The level design is also dated, in that it consists of interconnected arenas that you can easily see coming, given they’re full of conveniently placed cover and lanes for yourself and enemies to fight through. While the design may not be as open as it could be, the incidental details are spot on. From propaganda posters and bullet holes, to blind spots and closed doors concealing enemies ready to burst out. Being observant and realising that there is more than one route to victory – other than the obvious path – adds a degree of replay value. It also allows for a degree of tactical planning for those paying attention to their loadout and the environment.

Despite these criticisms, I still found myself getting into the groove and enjoying myself. Making silly mistakes, rushing into enemies instead of being methodical, hunkered down listening to the constant whizz of bullets flying past my head, with enemies aggressively pursuing me. It’s still entertaining and a massive adrenaline rush, making the Modern Warfare trilogy as exciting to play today as it was over a decade ago.

Modern Warfare 3, despite its reliance on scripted sequences, still has one hell of an opening. Within an hour, you’ll have fought to the top of the NYSE building, engaged in an aerial battle against Russian helicopters, sabotaged an enemy submarine using submersible vehicles, raided that submarine, and turned its missiles on the enemy fleet. 


The Modern Warfare trilogy makes the same narrative mistakes as many military shooters –tales about bombastic action and endless feats of heroism (or mass murder depending on which side you’re on) interspersed with scenes that want to be grounded and generate an emotional response other than euphoria. The best stories are often the simplest, with a singular climax or twist to generate an emotional response. Modern Warfare starts this way and, if I had to pick, the first game is the most cohesive and grounded of the three.

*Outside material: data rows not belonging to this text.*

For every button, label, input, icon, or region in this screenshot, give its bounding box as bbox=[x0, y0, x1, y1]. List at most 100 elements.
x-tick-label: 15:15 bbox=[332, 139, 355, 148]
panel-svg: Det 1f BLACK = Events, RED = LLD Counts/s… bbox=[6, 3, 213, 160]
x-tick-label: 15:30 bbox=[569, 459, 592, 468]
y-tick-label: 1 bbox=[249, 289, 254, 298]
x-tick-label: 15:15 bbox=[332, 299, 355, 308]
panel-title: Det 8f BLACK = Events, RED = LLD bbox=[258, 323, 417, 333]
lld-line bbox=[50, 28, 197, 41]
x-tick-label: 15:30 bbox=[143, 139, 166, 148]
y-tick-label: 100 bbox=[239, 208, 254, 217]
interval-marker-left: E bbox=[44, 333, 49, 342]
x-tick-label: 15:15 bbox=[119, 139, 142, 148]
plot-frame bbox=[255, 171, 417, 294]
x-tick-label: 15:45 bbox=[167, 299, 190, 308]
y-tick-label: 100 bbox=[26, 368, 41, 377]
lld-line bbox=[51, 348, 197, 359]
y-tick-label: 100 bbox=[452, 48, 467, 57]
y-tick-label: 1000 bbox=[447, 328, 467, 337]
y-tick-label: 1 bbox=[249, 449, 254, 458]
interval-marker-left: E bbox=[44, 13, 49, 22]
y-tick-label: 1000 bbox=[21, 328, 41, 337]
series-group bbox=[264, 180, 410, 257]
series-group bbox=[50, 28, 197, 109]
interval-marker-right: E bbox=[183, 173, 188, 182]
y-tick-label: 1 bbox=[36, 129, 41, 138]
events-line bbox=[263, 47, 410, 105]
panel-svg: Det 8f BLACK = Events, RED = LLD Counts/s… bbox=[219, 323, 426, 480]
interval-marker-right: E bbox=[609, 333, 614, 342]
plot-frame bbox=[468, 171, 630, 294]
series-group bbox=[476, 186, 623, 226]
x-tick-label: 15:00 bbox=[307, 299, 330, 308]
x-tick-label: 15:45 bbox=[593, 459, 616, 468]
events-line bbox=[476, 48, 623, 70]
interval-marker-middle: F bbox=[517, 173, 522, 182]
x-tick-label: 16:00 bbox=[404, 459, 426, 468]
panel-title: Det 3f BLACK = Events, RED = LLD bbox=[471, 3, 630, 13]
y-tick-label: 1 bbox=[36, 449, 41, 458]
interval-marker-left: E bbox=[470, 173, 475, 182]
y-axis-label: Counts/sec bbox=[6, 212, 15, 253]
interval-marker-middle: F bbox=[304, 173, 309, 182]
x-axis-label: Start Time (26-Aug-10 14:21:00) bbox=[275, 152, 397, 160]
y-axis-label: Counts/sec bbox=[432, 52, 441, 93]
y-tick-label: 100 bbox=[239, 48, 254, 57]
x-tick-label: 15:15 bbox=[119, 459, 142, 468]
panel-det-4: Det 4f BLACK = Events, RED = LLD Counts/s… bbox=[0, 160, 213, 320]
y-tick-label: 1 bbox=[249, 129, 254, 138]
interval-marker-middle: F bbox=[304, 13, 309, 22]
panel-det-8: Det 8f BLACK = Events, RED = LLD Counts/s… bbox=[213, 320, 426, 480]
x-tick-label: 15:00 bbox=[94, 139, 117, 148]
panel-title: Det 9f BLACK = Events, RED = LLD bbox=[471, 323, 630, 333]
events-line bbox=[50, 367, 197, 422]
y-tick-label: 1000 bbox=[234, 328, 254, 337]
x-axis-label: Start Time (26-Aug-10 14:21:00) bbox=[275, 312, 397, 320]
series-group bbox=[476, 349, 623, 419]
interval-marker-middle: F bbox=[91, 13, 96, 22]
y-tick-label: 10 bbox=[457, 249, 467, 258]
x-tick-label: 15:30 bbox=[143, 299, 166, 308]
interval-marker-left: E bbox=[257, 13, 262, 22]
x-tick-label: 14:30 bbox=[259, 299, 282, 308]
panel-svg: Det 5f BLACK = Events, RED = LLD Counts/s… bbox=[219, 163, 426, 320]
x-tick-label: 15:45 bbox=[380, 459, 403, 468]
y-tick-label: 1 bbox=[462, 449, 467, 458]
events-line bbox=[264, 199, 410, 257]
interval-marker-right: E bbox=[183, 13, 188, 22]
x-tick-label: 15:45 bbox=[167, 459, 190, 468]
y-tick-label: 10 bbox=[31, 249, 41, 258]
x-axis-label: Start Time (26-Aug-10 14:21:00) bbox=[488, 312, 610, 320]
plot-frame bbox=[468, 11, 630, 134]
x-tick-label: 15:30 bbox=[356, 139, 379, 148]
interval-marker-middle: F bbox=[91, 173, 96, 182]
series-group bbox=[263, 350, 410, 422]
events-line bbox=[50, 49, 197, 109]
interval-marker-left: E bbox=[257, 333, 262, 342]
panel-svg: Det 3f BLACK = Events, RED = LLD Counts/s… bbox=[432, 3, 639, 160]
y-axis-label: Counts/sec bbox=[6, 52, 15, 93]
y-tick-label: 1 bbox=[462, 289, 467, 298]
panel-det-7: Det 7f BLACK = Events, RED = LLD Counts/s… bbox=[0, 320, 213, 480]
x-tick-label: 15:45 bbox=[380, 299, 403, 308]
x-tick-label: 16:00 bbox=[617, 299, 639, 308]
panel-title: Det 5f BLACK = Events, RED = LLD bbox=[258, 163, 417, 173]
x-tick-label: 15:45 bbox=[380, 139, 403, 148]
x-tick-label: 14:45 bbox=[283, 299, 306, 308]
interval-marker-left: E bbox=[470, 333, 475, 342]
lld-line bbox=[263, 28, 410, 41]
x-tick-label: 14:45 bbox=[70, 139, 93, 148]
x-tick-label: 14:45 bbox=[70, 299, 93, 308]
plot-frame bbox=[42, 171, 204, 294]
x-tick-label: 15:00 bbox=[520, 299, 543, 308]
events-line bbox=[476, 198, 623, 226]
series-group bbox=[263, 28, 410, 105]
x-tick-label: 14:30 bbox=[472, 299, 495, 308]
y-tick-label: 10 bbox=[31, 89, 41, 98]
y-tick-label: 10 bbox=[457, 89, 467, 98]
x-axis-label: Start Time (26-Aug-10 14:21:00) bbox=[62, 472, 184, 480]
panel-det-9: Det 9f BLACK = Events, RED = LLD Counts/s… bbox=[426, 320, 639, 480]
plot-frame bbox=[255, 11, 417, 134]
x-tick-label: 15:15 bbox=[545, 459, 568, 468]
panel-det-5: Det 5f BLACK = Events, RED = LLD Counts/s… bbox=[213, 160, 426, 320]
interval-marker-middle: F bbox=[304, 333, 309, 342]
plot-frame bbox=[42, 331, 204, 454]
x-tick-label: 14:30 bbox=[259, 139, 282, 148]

Unfortunately, starting with the rushed introduction sequence that leads into the infamous “No Russian” setup, Modern Warfare 2 goes off the rails. Suddenly we have multiple villains, predictable betrayals, Russian nationalists invading the US and Europe, and a string of dying protagonists (a twist that lost its impact after the first game). There’s simply too much happening, not enough time devoted to developing each character (hero or villain), and far, far too many deus ex machina moments. It’s at this point, however, that I’m reminded of how little of this comes to mind while playing through the Modern Warfare trilogy.

Despite all of the themes and tropes in the Modern Warfare trilogy that you could analyse and criticise – the boring hyper-masculine heroes, the equally boring and nonsensical villains – it still succeeds when it comes to providing pure entertainment. God knows I wish people would stop throwing $60 at the annualised franchise and play any number of more complex and thoughtful games – including those within the FPS genre itself – but I can’t deny the allure of their impeccably polished gameplay loop paired with quality presentation. The Modern Warfare trilogy still demonstrates all the highs and lows of the CoD formula, with only minor or iterative changes in the subsequent games. I can’t wait for them to remaster the final game in the trilogy so I can play through it yet again.